We’ve also learned more about our communities.
The Southeast part of San Francisco is often proclaimed to not receive fair access to services — a point of view supported by massive, structural equity issues both past and present. Using Looker, we created a heat map which showed a surprising yet contextually-consistent significant number of applications were coming from the Southeast quadrant of the city, led by immigrant communities, especially monolingual communities, who clearly demonstrated an ability to successfully apply online.
And we’ve learned about the industries and people most impacted by COVID.
Despite all of the ink spilled about the tech industry in SF, hospitality is still the city’s #1 employer. But because of COVID-19, it has been decimated. Of the 3000+ applications filed for 1st Round funding assistance by organizations collected in just 9 days, 1200+ were in the hospitality industries (37%), representing the largest segment of job loss and amounting to twice the next highest categories.
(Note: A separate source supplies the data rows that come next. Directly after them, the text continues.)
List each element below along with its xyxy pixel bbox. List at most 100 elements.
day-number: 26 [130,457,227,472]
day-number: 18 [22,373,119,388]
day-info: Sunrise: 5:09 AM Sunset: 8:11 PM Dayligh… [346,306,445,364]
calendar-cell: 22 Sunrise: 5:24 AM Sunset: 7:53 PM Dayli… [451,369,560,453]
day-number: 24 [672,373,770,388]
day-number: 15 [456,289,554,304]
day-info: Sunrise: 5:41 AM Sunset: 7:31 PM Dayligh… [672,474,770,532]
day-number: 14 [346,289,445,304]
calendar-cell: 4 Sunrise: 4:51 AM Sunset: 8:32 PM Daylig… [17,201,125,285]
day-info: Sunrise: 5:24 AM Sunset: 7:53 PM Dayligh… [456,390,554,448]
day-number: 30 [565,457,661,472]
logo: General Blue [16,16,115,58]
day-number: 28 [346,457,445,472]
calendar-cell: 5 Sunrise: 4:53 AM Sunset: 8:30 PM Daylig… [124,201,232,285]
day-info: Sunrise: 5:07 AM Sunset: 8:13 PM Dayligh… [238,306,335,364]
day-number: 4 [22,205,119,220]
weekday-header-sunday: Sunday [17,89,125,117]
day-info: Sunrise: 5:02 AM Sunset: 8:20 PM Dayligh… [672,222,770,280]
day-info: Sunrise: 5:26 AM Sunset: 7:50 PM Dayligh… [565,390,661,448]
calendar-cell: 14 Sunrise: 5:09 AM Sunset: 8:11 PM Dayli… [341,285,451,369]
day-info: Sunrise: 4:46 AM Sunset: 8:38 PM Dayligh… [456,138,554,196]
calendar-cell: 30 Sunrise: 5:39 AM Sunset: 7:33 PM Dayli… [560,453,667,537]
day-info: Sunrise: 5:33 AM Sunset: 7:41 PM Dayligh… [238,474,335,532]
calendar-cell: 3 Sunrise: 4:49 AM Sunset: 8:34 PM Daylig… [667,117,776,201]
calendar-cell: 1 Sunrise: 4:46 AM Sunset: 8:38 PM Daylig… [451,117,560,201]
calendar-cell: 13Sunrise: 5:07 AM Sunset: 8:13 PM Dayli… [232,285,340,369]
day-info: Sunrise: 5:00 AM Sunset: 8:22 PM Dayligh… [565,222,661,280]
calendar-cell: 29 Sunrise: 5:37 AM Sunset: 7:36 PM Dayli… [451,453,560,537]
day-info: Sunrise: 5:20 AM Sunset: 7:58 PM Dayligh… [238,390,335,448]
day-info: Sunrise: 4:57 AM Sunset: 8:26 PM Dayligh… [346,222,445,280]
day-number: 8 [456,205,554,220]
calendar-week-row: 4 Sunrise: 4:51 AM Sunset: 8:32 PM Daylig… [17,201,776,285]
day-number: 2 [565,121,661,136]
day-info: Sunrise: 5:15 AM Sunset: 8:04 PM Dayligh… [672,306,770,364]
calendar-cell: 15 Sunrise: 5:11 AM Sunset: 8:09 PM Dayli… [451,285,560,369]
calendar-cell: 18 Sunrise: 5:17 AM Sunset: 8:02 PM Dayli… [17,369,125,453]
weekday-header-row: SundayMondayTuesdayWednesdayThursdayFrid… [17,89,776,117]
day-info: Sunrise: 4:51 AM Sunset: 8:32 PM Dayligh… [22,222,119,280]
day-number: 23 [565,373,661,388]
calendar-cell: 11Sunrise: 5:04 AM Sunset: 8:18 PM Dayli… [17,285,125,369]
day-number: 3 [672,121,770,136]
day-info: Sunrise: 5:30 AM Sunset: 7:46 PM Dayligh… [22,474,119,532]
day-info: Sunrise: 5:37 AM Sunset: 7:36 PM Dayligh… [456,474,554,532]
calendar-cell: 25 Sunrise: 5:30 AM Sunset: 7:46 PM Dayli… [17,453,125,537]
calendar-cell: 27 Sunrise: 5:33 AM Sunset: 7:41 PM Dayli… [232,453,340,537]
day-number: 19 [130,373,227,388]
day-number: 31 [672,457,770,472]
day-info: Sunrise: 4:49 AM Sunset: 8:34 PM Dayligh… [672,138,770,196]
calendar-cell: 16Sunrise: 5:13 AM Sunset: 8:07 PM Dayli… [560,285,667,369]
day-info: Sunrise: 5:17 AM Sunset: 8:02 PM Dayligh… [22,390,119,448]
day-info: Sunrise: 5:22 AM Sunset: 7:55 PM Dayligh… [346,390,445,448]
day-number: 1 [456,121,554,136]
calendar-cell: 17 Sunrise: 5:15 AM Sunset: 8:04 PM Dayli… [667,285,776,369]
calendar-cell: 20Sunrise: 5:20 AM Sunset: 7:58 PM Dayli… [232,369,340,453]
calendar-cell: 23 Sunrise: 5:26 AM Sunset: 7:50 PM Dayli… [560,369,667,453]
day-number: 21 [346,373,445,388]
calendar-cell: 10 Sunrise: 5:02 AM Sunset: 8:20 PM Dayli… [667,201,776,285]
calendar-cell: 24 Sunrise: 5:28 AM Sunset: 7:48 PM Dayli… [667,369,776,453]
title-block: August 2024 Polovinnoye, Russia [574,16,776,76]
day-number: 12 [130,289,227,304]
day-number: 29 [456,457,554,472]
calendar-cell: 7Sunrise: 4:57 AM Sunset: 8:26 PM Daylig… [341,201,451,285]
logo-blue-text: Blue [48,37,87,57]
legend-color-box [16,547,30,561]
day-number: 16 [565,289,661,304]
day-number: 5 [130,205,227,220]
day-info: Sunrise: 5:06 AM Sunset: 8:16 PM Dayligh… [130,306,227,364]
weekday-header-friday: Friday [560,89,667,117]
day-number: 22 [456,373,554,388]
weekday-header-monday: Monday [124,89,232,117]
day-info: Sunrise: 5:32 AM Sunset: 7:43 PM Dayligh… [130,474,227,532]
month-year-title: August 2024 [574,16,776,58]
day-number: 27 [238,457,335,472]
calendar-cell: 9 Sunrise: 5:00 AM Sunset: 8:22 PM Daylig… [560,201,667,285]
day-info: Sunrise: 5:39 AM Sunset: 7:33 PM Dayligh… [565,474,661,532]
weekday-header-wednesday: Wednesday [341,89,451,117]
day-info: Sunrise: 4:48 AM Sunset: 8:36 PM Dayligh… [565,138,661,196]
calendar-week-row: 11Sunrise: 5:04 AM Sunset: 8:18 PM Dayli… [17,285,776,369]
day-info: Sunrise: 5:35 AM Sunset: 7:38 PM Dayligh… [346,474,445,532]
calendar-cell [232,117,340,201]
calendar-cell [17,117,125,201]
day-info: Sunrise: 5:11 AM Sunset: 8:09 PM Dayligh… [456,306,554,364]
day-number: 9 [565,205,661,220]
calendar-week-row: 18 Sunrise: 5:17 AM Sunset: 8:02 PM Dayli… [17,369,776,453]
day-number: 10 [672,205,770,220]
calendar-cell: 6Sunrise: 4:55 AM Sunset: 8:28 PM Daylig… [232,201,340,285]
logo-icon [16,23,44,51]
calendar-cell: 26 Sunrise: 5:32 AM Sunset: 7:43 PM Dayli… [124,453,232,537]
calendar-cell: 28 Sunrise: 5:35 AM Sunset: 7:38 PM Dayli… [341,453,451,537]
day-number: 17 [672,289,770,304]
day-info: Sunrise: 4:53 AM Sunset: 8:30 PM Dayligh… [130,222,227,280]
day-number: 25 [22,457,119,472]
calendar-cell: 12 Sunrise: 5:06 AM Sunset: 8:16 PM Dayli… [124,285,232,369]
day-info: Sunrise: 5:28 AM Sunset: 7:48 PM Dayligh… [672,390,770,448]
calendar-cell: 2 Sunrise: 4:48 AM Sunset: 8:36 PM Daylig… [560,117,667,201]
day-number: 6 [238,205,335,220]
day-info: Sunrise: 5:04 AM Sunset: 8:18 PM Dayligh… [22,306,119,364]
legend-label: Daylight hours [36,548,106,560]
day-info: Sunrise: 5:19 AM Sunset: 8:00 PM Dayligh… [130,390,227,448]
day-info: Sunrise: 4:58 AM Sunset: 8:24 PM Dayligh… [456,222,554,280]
This is a critical insight that points to the hospitality industry likely being among those with the longest timeline for recovery post-COVID-19.
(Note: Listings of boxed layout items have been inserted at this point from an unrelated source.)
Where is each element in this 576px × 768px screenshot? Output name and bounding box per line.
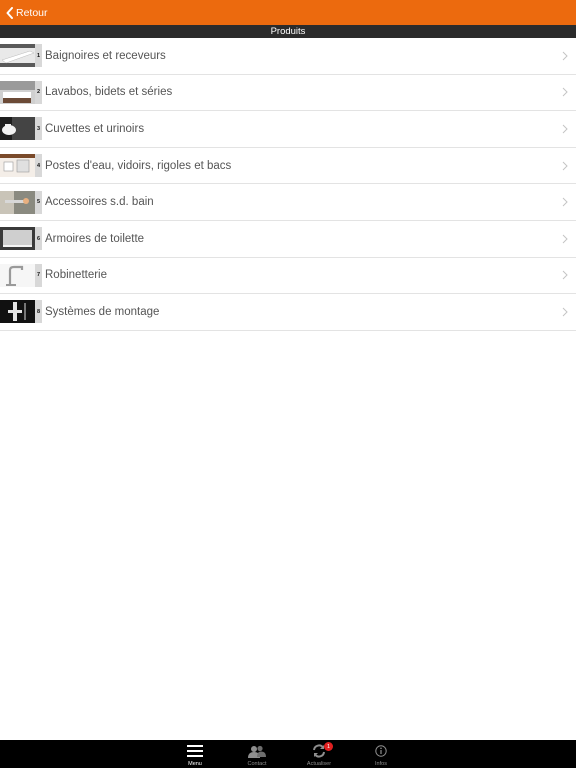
list-item-washbasins[interactable]: 2 Lavabos, bidets et séries <box>0 75 576 112</box>
chevron-left-icon <box>6 6 13 19</box>
list-item-bathtubs[interactable]: 1 Baignoires et receveurs <box>0 38 576 75</box>
product-thumbnail <box>0 190 35 214</box>
item-number: 7 <box>35 263 42 287</box>
item-label: Robinetterie <box>45 269 108 282</box>
menu-icon <box>186 743 204 759</box>
item-number: 1 <box>35 44 42 68</box>
chevron-right-icon <box>562 307 568 317</box>
tab-bar: Menu Contact 1 Actualiser Infos <box>0 740 576 768</box>
chevron-right-icon <box>562 88 568 97</box>
section-header: Produits <box>0 25 576 38</box>
chevron-right-icon <box>562 234 568 244</box>
tab-refresh[interactable]: 1 Actualiser <box>294 740 344 768</box>
product-thumbnail <box>0 154 35 178</box>
contact-icon <box>248 743 266 759</box>
list-item-mounting-systems[interactable]: 8 Systèmes de montage <box>0 294 576 331</box>
list-item-toilets[interactable]: 3 Cuvettes et urinoirs <box>0 111 576 148</box>
item-label: Baignoires et receveurs <box>45 49 166 62</box>
chevron-right-icon <box>562 197 568 207</box>
tab-label: Contact <box>247 761 267 767</box>
product-thumbnail <box>0 80 35 104</box>
item-number: 4 <box>35 154 42 178</box>
list-item-faucets[interactable]: 7 Robinetterie <box>0 258 576 295</box>
chevron-right-icon <box>562 271 568 280</box>
chevron-right-icon <box>562 51 568 61</box>
tab-label: Infos <box>375 761 387 767</box>
back-button[interactable]: Retour <box>0 0 48 25</box>
item-label: Systèmes de montage <box>45 305 160 318</box>
item-number: 8 <box>35 300 42 324</box>
tab-label: Menu <box>188 761 202 767</box>
tab-label: Actualiser <box>306 761 332 767</box>
product-thumbnail <box>0 227 35 251</box>
chevron-right-icon <box>562 161 568 170</box>
item-number: 6 <box>35 227 42 251</box>
info-icon <box>372 743 390 759</box>
back-label: Retour <box>16 6 48 19</box>
product-thumbnail <box>0 263 35 287</box>
item-label: Lavabos, bidets et séries <box>45 86 173 99</box>
notification-badge: 1 <box>324 742 333 751</box>
tab-menu[interactable]: Menu <box>170 740 220 768</box>
list-item-accessories[interactable]: 5 Accessoires s.d. bain <box>0 184 576 221</box>
item-label: Cuvettes et urinoirs <box>45 122 145 135</box>
product-list: 1 Baignoires et receveurs 2 Lavabos, bid… <box>0 38 576 331</box>
tab-contact[interactable]: Contact <box>232 740 282 768</box>
product-thumbnail <box>0 117 35 141</box>
chevron-right-icon <box>562 124 568 134</box>
tab-info[interactable]: Infos <box>356 740 406 768</box>
item-label: Accessoires s.d. bain <box>45 196 154 209</box>
list-item-utility-sinks[interactable]: 4 Postes d'eau, vidoirs, rigoles et bacs <box>0 148 576 185</box>
section-title: Produits <box>270 26 306 37</box>
item-number: 2 <box>35 80 42 104</box>
item-number: 3 <box>35 117 42 141</box>
navigation-bar: Retour <box>0 0 576 25</box>
item-number: 5 <box>35 190 42 214</box>
product-thumbnail <box>0 300 35 324</box>
refresh-icon: 1 <box>310 742 333 759</box>
item-label: Armoires de toilette <box>45 232 145 245</box>
product-thumbnail <box>0 44 35 68</box>
item-label: Postes d'eau, vidoirs, rigoles et bacs <box>45 159 232 172</box>
list-item-mirror-cabinets[interactable]: 6 Armoires de toilette <box>0 221 576 258</box>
This kind of knowledge provides critical insight into what the future of emergency rent assistance levels may look like and for how long — data that might be helpful to the mayor’s Budget Director and Chief Economist.
Q: Are there plans to use the EVO application and insights from Looker to help solve problems beyond San Francisco?
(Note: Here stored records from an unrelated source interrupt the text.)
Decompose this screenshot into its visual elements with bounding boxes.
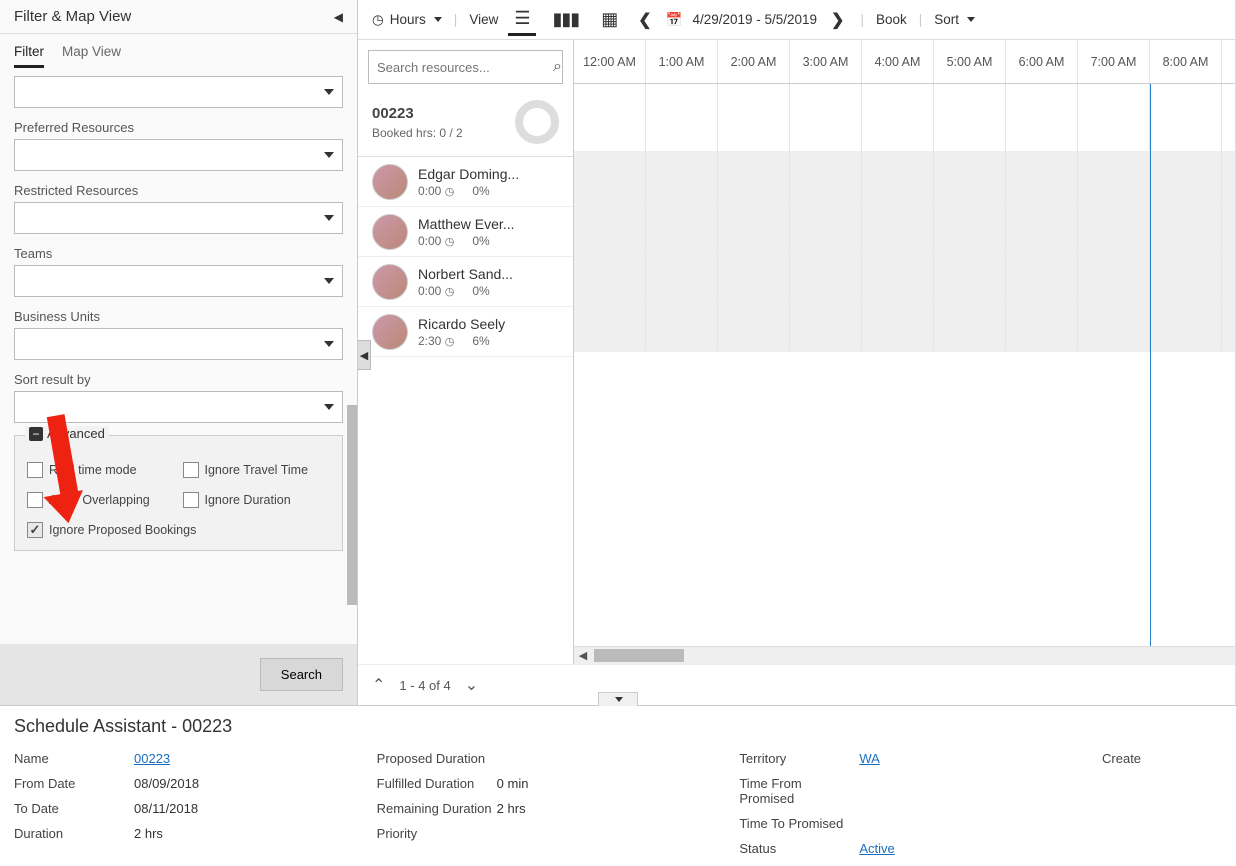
clock-icon: ◷ bbox=[445, 236, 455, 248]
label-fulfilled-duration: Fulfilled Duration bbox=[377, 776, 497, 791]
timeline-row[interactable] bbox=[574, 302, 1235, 352]
clock-icon: ◷ bbox=[445, 336, 455, 348]
label-remaining-duration: Remaining Duration bbox=[377, 801, 497, 816]
date-range[interactable]: 4/29/2019 - 5/5/2019 bbox=[692, 12, 817, 27]
view-columns-icon[interactable]: ▮▮▮ bbox=[546, 5, 585, 34]
time-header-cell: 8:00 AM bbox=[1150, 40, 1222, 83]
link-status[interactable]: Active bbox=[859, 841, 894, 856]
clock-icon: ◷ bbox=[445, 186, 455, 198]
time-header-cell: 12:00 AM bbox=[574, 40, 646, 83]
clock-icon: ◷ bbox=[445, 286, 455, 298]
resource-header-booked: Booked hrs: 0 / 2 bbox=[372, 126, 463, 140]
dropdown-preferred[interactable] bbox=[14, 139, 343, 171]
time-header-cell: 4:00 AM bbox=[862, 40, 934, 83]
label-preferred: Preferred Resources bbox=[14, 120, 343, 135]
resource-row[interactable]: Norbert Sand... 0:00 ◷0% bbox=[358, 257, 573, 307]
label-teams: Teams bbox=[14, 246, 343, 261]
horizontal-scrollbar[interactable]: ◀ bbox=[574, 646, 1235, 664]
filter-map-panel: Filter & Map View ◀ Filter Map View Pref… bbox=[0, 0, 358, 705]
tab-map-view[interactable]: Map View bbox=[62, 44, 121, 68]
detail-collapse-icon[interactable] bbox=[598, 692, 638, 706]
chevron-down-icon bbox=[434, 17, 442, 22]
label-priority: Priority bbox=[377, 826, 497, 841]
avatar bbox=[372, 314, 408, 350]
time-header-cell: 7:00 AM bbox=[1078, 40, 1150, 83]
chk-ignore-travel[interactable]: Ignore Travel Time bbox=[183, 462, 331, 478]
prev-button[interactable]: ❮ bbox=[634, 10, 655, 30]
expand-left-handle[interactable]: ◀ bbox=[358, 340, 371, 370]
current-time-line bbox=[1150, 84, 1151, 646]
timeline-row[interactable] bbox=[574, 252, 1235, 302]
collapse-icon[interactable]: − bbox=[29, 427, 43, 441]
label-to-date: To Date bbox=[14, 801, 134, 816]
time-header-cell: 2:00 AM bbox=[718, 40, 790, 83]
label-time-to-promised: Time To Promised bbox=[739, 816, 859, 831]
timeline-row[interactable] bbox=[574, 202, 1235, 252]
time-header-cell: 6:00 AM bbox=[1006, 40, 1078, 83]
scrollbar-thumb[interactable] bbox=[347, 405, 357, 605]
avatar bbox=[372, 264, 408, 300]
label-status: Status bbox=[739, 841, 859, 856]
time-header-cell: 1:00 AM bbox=[646, 40, 718, 83]
next-button[interactable]: ❯ bbox=[827, 10, 848, 30]
book-button[interactable]: Book bbox=[876, 12, 907, 27]
sort-dropdown[interactable]: Sort bbox=[934, 12, 975, 27]
search-icon[interactable]: ⌕ bbox=[553, 58, 562, 76]
resource-row[interactable]: Matthew Ever... 0:00 ◷0% bbox=[358, 207, 573, 257]
time-header-cell: 3:00 AM bbox=[790, 40, 862, 83]
label-duration: Duration bbox=[14, 826, 134, 841]
resource-name: Norbert Sand... bbox=[418, 266, 559, 282]
booked-ring-icon bbox=[515, 100, 559, 144]
resource-row[interactable]: Ricardo Seely 2:30 ◷6% bbox=[358, 307, 573, 357]
search-resources-input[interactable]: ⌕ bbox=[368, 50, 563, 84]
link-territory[interactable]: WA bbox=[859, 751, 879, 766]
dropdown-business-units[interactable] bbox=[14, 328, 343, 360]
resource-row[interactable]: Edgar Doming... 0:00 ◷0% bbox=[358, 157, 573, 207]
resource-name: Edgar Doming... bbox=[418, 166, 559, 182]
view-label: View bbox=[469, 12, 498, 27]
detail-title: Schedule Assistant - 00223 bbox=[14, 716, 1222, 737]
panel-title: Filter & Map View bbox=[14, 8, 131, 25]
link-name[interactable]: 00223 bbox=[134, 751, 170, 766]
chevron-down-icon bbox=[967, 17, 975, 22]
view-list-icon[interactable]: ☰ bbox=[508, 4, 536, 36]
time-header-cell: 5:00 AM bbox=[934, 40, 1006, 83]
label-restricted: Restricted Resources bbox=[14, 183, 343, 198]
label-create: Create bbox=[1102, 751, 1222, 766]
calendar-icon[interactable]: 📅 bbox=[666, 12, 683, 28]
schedule-assistant-detail: Schedule Assistant - 00223 Name00223 Fro… bbox=[0, 705, 1236, 866]
chk-ignore-duration[interactable]: Ignore Duration bbox=[183, 492, 331, 508]
pager-up-icon[interactable]: ⌃ bbox=[372, 675, 385, 695]
avatar bbox=[372, 214, 408, 250]
dropdown-generic[interactable] bbox=[14, 76, 343, 108]
resource-name: Ricardo Seely bbox=[418, 316, 559, 332]
clock-icon: ◷ bbox=[372, 12, 384, 28]
timeline-row[interactable] bbox=[574, 152, 1235, 202]
pager-text: 1 - 4 of 4 bbox=[399, 678, 450, 693]
label-from-date: From Date bbox=[14, 776, 134, 791]
search-button[interactable]: Search bbox=[260, 658, 343, 691]
schedule-board: ◀ ◷ Hours | View ☰ ▮▮▮ ▦ ❮ 📅 4/29/2019 -… bbox=[358, 0, 1236, 705]
label-sort-by: Sort result by bbox=[14, 372, 343, 387]
label-name: Name bbox=[14, 751, 134, 766]
view-grid-icon[interactable]: ▦ bbox=[595, 5, 624, 34]
resource-header-id: 00223 bbox=[372, 105, 463, 122]
collapse-left-icon[interactable]: ◀ bbox=[334, 10, 343, 24]
avatar bbox=[372, 164, 408, 200]
label-proposed-duration: Proposed Duration bbox=[377, 751, 497, 766]
label-time-from-promised: Time From Promised bbox=[739, 776, 859, 806]
dropdown-restricted[interactable] bbox=[14, 202, 343, 234]
label-business-units: Business Units bbox=[14, 309, 343, 324]
hours-dropdown[interactable]: ◷ Hours bbox=[372, 12, 442, 28]
timeline-header-row bbox=[574, 84, 1235, 152]
tab-filter[interactable]: Filter bbox=[14, 44, 44, 68]
chk-ignore-proposed[interactable]: Ignore Proposed Bookings bbox=[27, 522, 330, 538]
pager-down-icon[interactable]: ⌄ bbox=[465, 675, 478, 695]
dropdown-teams[interactable] bbox=[14, 265, 343, 297]
label-territory: Territory bbox=[739, 751, 859, 766]
resource-name: Matthew Ever... bbox=[418, 216, 559, 232]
Our vision is to provide government and nonprofit partners across the country with a single, end-to-end platform to help people keep their homes. This platform would include online applications, powerful real time visualizations, automation-assisted verification, and a dynamic EVO score. The platform would support rapid and efficient real-time approval decisions, a scalable payment processing platform, and dynamic reporting tools for funders. With the platform, our partners will be able to leverage our live agent call centers and access a state-of-the-art, online academy to train staff so they can start helping people quickly.
We are currently seeking donations to support the development of the full implementation of the platform and make it available to any community that asks. This is the clearest path I can see to rapidly scale the infrastructure needed over the coming months and years to help address the increased housing crisis challenges caused by the COVID-19 pandemic.